亚洲免费av电影一区二区三区,日韩爱爱视频,51精品视频一区二区三区,91视频爱爱,日韩欧美在线播放视频,中文字幕少妇AV,亚洲电影中文字幕,久久久久亚洲av成人网址,久久综合视频网站,国产在线不卡免费播放

        ?

        連續(xù)空間中的隨機(jī)技能發(fā)現(xiàn)算法

        2016-04-12 00:00:00欒詠紅劉全章鵬
        現(xiàn)代電子技術(shù) 2016年10期

        摘 要: 針對(duì)大規(guī)模、連續(xù)空間隨著狀態(tài)維度指數(shù)級(jí)增加造成的“維數(shù)災(zāi)”問題,提出基于Option分層強(qiáng)化學(xué)習(xí)基礎(chǔ)框架的改進(jìn)的隨機(jī)技能發(fā)現(xiàn)算法。通過定義隨機(jī)Option生成一棵隨機(jī)技能樹,構(gòu)造一個(gè)隨機(jī)技能樹集合。將任務(wù)目標(biāo)分成子目標(biāo),通過學(xué)習(xí)低階Option策略,減少因智能體增大而引起學(xué)習(xí)參數(shù)的指數(shù)增大。以二維有障礙柵格連續(xù)空間內(nèi)兩點(diǎn)間最短路徑規(guī)劃為任務(wù),進(jìn)行仿真實(shí)驗(yàn)和分析,實(shí)驗(yàn)結(jié)果表明:由于Option被隨機(jī)定義,因此算法在初始性能上具有間歇的不穩(wěn)定性,但是隨著隨機(jī)技能樹集合的增加,能較快地收斂到近似最優(yōu)解,能有效克服因?yàn)榫S數(shù)災(zāi)引起的難以求取最優(yōu)策略或收斂速度過慢的問題。

        關(guān)鍵詞: 強(qiáng)化學(xué)習(xí); Option; 連續(xù)空間; 隨機(jī)技能發(fā)現(xiàn)

        中圖分類號(hào): TN911?34; TP18 文獻(xiàn)標(biāo)識(shí)碼: A 文章編號(hào): 1004?373X(2016)10?0014?04

        A random skill discovery algorithm in continuous spaces

        LUAN Yonghong 1,2, LIU Quan2,3, ZHANG Peng2

        (1. Suzhou Institute of Industrial Technology, Suzhou 215104, China; 2. Institute of Computer Science and Technology, Soochow University, Suzhou 215006, China; 3. MOE Key Laboratory of Symbolic Computation and Knowledge Engineering, Jilin University, Changchun 130012, China)

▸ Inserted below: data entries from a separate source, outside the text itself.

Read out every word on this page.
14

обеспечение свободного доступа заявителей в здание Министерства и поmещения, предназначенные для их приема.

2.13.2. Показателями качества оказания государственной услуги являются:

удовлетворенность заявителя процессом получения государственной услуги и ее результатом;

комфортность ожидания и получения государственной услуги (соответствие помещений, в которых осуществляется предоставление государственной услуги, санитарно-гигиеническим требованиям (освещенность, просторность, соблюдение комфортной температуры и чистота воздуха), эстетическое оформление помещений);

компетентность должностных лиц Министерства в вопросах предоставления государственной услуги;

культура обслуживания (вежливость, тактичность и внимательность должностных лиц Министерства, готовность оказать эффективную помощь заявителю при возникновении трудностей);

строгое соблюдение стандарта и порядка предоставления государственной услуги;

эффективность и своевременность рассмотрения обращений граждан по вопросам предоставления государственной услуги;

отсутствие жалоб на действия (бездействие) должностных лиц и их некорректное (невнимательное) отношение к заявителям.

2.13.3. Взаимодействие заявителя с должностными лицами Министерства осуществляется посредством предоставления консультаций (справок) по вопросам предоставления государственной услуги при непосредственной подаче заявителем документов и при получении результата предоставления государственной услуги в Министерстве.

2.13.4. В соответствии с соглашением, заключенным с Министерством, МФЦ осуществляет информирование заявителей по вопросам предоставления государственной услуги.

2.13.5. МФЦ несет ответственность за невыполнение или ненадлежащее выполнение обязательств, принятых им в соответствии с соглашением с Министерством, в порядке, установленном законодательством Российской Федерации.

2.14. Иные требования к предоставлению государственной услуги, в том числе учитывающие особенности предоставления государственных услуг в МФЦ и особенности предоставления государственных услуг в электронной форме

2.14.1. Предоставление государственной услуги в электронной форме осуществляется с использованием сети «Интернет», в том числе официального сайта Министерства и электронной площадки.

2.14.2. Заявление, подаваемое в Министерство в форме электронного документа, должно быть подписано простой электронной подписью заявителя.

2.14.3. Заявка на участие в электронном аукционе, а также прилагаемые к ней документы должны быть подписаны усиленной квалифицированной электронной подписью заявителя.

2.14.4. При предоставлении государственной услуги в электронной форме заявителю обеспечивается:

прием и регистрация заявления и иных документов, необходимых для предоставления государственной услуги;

        Abstract: In allusion to the large and continuous space’s “dimension curse” problem caused by the increase of state dimension exponential order, an improved random skill finding algorithm based on Option hierarchical reinforcement learning framework is proposed. A random skill tree set is generated via defining random Option to construct a random skill tree set. The task goal is divided into several sub?goals, and then the increase of learning parameter exponent due to the increase of the intelligent agent is reduced through learning low?order Option policy. The simulation experiment and analysis were implemented by taking a shortest path between any two points in two?dimension maze with barriers in the continuous space as the task. The experiment result shows that the algorithm may have some intermittent instability in the initial performance because Option is defined randomly, but it can be converged to the approximate optimal solution quickly with the increase of the random skill tree set, which can effectively overcome the problem being hard to obtain the optimal policy and slow convergence due to “dimension curse”.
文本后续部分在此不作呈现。